2003 Award Reception : Andrea Donnellan
Winner of the 2003 Women in Aerospace Outstanding Achievement Award
An excerpt from the nomination form:
Using Space Technology Here on Earth
Dr. Andrea Donnellan has made a noteworthy contribution to aerospace by demonstrating the value of space technology for improving our understanding of earthquake and volcanic hazards. A member of the NASA Solid Earth Science Working Group, she has developed a 25-year plan for applying such technology to the study of solid earth.
In April 2002, NASA Administrator Sean O'Keefe cited Dr. Donnellan as the "face of NASA's future science."
She routinely mentors and conducts outreach for women who range in age from elementary school to professional adults. Among her outreach activities-conducting a workshoip on space technology at the Sally Ride Science Festival for Girls at Caltech in 2002. And she participated in the JPL Women in Science webcast also held that year.
Andrea has been a geophysicist at the Jet Propulsion Laboratory since 1993. She is the Deputy Division Manager of the Earth and Space Science Division at JPL and a research professor at the University of Southern California. She has also held positions as the Deputy Section Manager of the Exploration Systems Autonomy Section at JPL, the supervisor of the Data Understanding Systems Group, and as a research scientist in the Satellite Geodesy and Geodynamics Group.
In that group she was involved in establishing the Southern California Integrated GPS Network, a state-of-the-art continuous Global Positioning System (GPS) network used for earthquake hazard assessment and mitigation. Donnellan's current area of focus is in developing the Solid Earth Research Virtual Observatory (SERVO) to use computational technologies to study earthquake physics and fault systems. Donnellan also uses GPS and Interferometric Synthetic Aperture Radar (InSAR) satellite technology coupled with computer models to study earthquakes, plate tectonics, and the corresponding movements of the earth's crust.

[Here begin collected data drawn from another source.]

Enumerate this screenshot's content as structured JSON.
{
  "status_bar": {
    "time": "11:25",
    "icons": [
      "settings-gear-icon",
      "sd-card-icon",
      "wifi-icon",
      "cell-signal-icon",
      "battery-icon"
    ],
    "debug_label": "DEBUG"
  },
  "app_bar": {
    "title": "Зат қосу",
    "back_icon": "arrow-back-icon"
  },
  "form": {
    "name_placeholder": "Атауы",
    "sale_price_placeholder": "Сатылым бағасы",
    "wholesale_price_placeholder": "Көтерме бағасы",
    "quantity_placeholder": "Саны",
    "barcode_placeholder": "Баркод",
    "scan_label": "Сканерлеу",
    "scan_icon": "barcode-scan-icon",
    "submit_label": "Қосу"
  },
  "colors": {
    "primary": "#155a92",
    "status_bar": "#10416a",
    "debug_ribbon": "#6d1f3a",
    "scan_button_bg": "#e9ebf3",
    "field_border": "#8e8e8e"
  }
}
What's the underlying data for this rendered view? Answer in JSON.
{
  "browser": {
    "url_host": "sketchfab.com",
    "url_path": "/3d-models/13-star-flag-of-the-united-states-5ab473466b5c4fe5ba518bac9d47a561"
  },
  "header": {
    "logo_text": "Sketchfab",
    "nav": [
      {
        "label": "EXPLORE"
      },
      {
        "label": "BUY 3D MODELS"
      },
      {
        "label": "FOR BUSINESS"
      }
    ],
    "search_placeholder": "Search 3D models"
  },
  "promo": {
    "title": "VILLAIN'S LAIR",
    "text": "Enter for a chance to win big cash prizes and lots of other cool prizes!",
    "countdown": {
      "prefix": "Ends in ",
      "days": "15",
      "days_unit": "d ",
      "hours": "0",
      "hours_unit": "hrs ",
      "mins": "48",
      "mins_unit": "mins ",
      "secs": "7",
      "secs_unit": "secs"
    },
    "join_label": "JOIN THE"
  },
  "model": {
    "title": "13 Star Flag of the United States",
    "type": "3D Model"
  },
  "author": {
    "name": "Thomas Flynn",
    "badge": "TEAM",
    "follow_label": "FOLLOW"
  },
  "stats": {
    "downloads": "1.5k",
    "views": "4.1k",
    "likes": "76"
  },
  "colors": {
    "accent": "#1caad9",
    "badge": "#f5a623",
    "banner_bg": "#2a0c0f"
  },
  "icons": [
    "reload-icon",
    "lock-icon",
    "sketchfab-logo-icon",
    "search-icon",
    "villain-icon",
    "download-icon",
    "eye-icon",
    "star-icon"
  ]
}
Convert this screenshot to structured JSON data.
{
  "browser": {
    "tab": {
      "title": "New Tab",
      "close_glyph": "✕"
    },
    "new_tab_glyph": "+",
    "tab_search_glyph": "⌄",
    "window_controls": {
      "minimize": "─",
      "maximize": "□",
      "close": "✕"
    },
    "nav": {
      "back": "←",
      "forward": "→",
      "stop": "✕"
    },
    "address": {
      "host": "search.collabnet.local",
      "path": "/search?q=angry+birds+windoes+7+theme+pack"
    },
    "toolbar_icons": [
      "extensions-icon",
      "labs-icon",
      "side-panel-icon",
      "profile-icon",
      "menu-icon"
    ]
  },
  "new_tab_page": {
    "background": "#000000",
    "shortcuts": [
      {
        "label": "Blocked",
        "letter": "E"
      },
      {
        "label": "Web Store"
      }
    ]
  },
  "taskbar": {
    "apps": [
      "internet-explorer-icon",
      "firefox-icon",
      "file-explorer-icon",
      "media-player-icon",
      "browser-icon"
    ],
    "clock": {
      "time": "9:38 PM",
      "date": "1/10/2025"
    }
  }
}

Born March 30, 1964, in Bay City, Michigan, Donnellan was raised in the greater Chicago area. She received a bachelor's degree from the Ohio State University in 1986, with a geology major and mathematics minor. She received her master's and Ph.D. in geophysics from Caltech's Seismological Laboratory in 1988 and 1991 respectively. Upon completion of her Ph.D. she held a National Research Council Postdoctoral Fellowship at NASA Goddard Space Flight Center. Donnellan was a Visiting Associate at the Seismological Laboratory at Caltech from 1995 to 1996. In December 1996 Donnellan received the Presidential Early Career Award for Scientists and Engineers, and in 2000, she received the Lew Allen Award for Excellence in Research - the highest honors possible for the US and JPL respectively in recognition of significant leadership and technological innovation performed during the early years of a researcher's professional career. Donnellan received an M.S. in Computer Science from the University of Southern California in 2003.
Donnellan has conducted field studies in California in the region of the Northridge earthquake, the Ventura basin, and on the San Andreas fault. She has also carried out fieldwork in Antarctica on the West Antarctic Ice Streams, in the Dry Valleys, and in Marie Byrd Land, on the Altiplano of Bolivia, in Mongolia, and on Variegated Glacier in Alaska. She has published over 25 articles in several leading journals.
Donnellan is an instrument rated commercial land and sea pilot, SCUBA diver, and enjoys ice skating, dancing ballet, and playing the piano. Donnellan has twice been a finalist in the astronaut selection process. She is a resident of Altadena, California and enjoys spending time with her son Alexander.